There is a known issue that can occur when a Kubernetes control-plane (master) node is rebooted or rebuilt.
Rebooting a control-plan node can result in a brief interruption of service to the Kubernetes API which may cause the leader of a PostgreSQL database cluster to demote itself and force a leadership race.
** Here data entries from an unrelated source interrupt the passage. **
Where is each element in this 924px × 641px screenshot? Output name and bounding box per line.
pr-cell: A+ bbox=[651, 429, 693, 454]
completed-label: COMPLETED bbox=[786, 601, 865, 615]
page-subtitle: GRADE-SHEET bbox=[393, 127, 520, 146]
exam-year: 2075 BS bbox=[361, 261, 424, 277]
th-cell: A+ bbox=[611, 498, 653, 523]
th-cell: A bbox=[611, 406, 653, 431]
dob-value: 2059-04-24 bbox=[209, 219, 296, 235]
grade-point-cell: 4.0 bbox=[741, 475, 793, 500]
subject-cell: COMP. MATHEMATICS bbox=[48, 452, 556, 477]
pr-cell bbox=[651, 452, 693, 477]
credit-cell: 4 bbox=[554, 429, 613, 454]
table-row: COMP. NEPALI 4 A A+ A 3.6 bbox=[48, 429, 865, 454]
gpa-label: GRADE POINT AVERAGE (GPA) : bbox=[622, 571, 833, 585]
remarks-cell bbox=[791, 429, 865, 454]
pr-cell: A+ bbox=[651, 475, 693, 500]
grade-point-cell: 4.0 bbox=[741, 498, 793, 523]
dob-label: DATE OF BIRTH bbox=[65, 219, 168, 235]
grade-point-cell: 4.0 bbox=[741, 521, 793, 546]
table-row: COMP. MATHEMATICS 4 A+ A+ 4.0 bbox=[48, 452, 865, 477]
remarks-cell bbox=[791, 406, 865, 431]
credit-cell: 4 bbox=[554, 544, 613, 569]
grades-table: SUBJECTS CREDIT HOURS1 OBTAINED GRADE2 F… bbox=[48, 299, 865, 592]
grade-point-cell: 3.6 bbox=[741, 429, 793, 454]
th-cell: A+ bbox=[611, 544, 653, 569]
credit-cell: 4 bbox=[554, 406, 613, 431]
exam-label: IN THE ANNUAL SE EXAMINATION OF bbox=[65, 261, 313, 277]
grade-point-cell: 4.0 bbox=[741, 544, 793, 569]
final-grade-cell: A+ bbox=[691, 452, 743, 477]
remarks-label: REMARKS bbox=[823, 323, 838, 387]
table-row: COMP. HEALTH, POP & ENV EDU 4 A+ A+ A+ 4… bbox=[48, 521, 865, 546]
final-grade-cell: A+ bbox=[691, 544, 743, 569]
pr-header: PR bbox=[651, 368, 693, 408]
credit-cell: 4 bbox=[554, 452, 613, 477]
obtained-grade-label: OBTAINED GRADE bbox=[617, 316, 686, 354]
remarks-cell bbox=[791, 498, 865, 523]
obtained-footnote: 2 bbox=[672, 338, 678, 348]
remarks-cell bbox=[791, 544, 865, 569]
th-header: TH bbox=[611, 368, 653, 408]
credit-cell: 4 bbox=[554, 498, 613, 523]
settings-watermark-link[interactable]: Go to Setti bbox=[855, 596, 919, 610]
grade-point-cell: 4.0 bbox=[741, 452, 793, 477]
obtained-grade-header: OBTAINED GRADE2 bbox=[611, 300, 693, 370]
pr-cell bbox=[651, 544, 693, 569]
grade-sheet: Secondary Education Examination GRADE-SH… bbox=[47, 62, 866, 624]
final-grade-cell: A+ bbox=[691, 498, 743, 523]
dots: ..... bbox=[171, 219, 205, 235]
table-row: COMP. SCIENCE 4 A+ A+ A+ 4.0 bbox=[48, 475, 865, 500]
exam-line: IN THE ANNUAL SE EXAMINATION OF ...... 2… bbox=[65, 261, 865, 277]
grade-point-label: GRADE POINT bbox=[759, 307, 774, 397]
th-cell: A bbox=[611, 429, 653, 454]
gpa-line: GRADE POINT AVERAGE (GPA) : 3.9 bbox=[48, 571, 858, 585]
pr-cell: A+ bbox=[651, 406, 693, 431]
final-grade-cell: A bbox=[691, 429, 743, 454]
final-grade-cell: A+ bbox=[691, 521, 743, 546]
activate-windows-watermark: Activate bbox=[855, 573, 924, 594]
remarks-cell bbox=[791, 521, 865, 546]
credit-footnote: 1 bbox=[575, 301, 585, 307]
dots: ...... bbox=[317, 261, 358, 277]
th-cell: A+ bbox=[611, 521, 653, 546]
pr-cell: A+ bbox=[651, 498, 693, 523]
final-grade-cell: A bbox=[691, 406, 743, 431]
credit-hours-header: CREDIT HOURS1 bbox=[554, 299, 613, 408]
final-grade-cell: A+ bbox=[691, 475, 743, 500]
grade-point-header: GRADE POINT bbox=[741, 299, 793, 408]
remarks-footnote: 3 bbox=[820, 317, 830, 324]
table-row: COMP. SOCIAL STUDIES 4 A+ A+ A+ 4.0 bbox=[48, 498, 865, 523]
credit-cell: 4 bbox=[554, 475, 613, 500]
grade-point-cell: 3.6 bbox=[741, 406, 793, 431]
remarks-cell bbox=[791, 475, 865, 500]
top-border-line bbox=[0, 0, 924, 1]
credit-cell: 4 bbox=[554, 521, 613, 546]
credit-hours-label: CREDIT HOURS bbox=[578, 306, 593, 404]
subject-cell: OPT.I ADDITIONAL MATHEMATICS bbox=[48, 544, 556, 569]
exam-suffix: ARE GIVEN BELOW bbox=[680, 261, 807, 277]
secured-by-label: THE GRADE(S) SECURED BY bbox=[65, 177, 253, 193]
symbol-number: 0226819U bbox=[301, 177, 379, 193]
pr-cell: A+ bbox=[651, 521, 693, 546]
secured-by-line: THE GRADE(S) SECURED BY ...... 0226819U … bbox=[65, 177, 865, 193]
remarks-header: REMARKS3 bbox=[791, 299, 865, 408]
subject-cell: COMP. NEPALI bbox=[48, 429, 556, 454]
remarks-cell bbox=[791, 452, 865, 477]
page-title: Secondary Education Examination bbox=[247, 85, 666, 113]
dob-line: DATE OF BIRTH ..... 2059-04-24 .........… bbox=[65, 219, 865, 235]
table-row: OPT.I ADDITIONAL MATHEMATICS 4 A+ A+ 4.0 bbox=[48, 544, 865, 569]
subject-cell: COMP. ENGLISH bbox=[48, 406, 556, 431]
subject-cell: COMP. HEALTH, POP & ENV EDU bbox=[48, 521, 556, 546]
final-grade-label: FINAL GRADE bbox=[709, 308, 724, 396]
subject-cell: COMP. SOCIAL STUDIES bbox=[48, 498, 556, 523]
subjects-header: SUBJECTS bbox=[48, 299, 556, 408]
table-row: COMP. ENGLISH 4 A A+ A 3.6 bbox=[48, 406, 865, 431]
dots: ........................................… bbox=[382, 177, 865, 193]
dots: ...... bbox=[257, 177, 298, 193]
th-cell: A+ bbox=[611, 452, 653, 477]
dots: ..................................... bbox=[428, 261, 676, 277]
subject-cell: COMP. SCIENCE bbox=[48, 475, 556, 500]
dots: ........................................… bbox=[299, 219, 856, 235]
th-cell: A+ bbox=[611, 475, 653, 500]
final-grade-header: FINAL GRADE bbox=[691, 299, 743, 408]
When this occurs a different instance may become leader of the cluster and while the Kubernetes service load balancer is correctly updated to reflect this change, the database connection to the client was never broken so the client continues to send transactions to the former leader which is now a replica and can only handle read-only queries.
The spire-server
or cray-spire-server
pods may be in a CrashLoopBackOff
state.
The spire-agent
or cray-spire-agent
pods may be in a CrashLoopBackOff
state.
Services may fail to acquire tokens from the spire-server
or cray-spire-server
.
The spire-server
or cray-spire-server
pods contain the following error in the logs.
2024-02-04T22:57:25.145365496Z time="2024-02-04T22:57:25Z" level=error msg="Could not generate TLS config for gRPC client" address="10.47.0.0:63042" error="get bundle from datastore: datastore-sql: pq: cannot set transaction read-write mode during recovery" subsystem_name=endpoints
The spire-agent
or cray-spire-agent
pods contain the following error in the logs.
time="2024-02-26T22:24:55Z" level=error msg="Agent crashed" error="failed to get SVID: error getting attestation response from SPIRE server: rpc error: code = Internal desc = failed to attest: k8s-sat: unable to get agent info: rpc error: code = Unknown desc = datastore-sql: pq: cannot set transaction read-write mode during recovery"
Services that rely on PostgreSQL such as cray-sls
, cray-smd
, or cray-console-data
may have errors similar to the following in their logs.
error="datastore-sql: pq: cannot set transaction read-write mode during recovery"
Some cray
commands that query services like SLS or HSM may fail with the following error.
Error: Internal Server Error: failed to query DB.
The Patroni database monitor usually relies on the kubernetes
service to communicate with the Kubernetes API. The following parameter causes
Patroni to resolve the list of API nodes behind the service and connect directly to them reducing the chance of timeout or failure when performing
API calls.
(ncn-mw#
) Apply the postgres-pod
RoleBinding
to allow the PostgreSQL clusters to access the Kubernetes API endpoint.
kubectl apply -f /usr/share/doc/csm/upgrade/scripts/upgrade/postgres-pod.yaml
(ncn-mw#
) Update the postgres-nodes-pod-env
ConfigMap.
kubectl -n services patch cm postgres-nodes-pod-env -p '{"data":{"PATRONI_KUBERNETES_BYPASS_API_SERVICE":"true"}}'
This workaround will cause the cray-postgres-operator
to perform a rolling restart of all the PostgreSQL clusters to apply the parameter.
If the workaround was not previously applied then it will be necessary to restart affected services in order to force them to connect to the correct instance of the database.
(ncn-mw#
) Restart the Postgres connection pool.
If the spire-server
has the errors, restart the spire-postgres-pooler
deployment.
kubectl -n spire rollout restart deployment spire-postgres-pooler
If the cray-spire-server
has the errors, restart the cray-spire-postgres-pooler
deployment.
kubectl -n spire rollout restart deployment cray-spire-postgres-pooler
(ncn-mw#
) Wait for the service to restart and check the logs to ensure that there are no more errors.
If other services are exhibiting this problem restart their database cluster.
The below example uses the cray-sls-postgres
database cluster, refer to the output of kubectl get postgresql -A
for all possible database clusters.
(ncn-mw#
) Restart the impacted Postgres database StatefulSet.
kubectl -n services rollout restart statefulset cray-sls-postgres
(ncn-mw#
) Wait for the cluster to restart and check the logs to ensure that there are no more errors.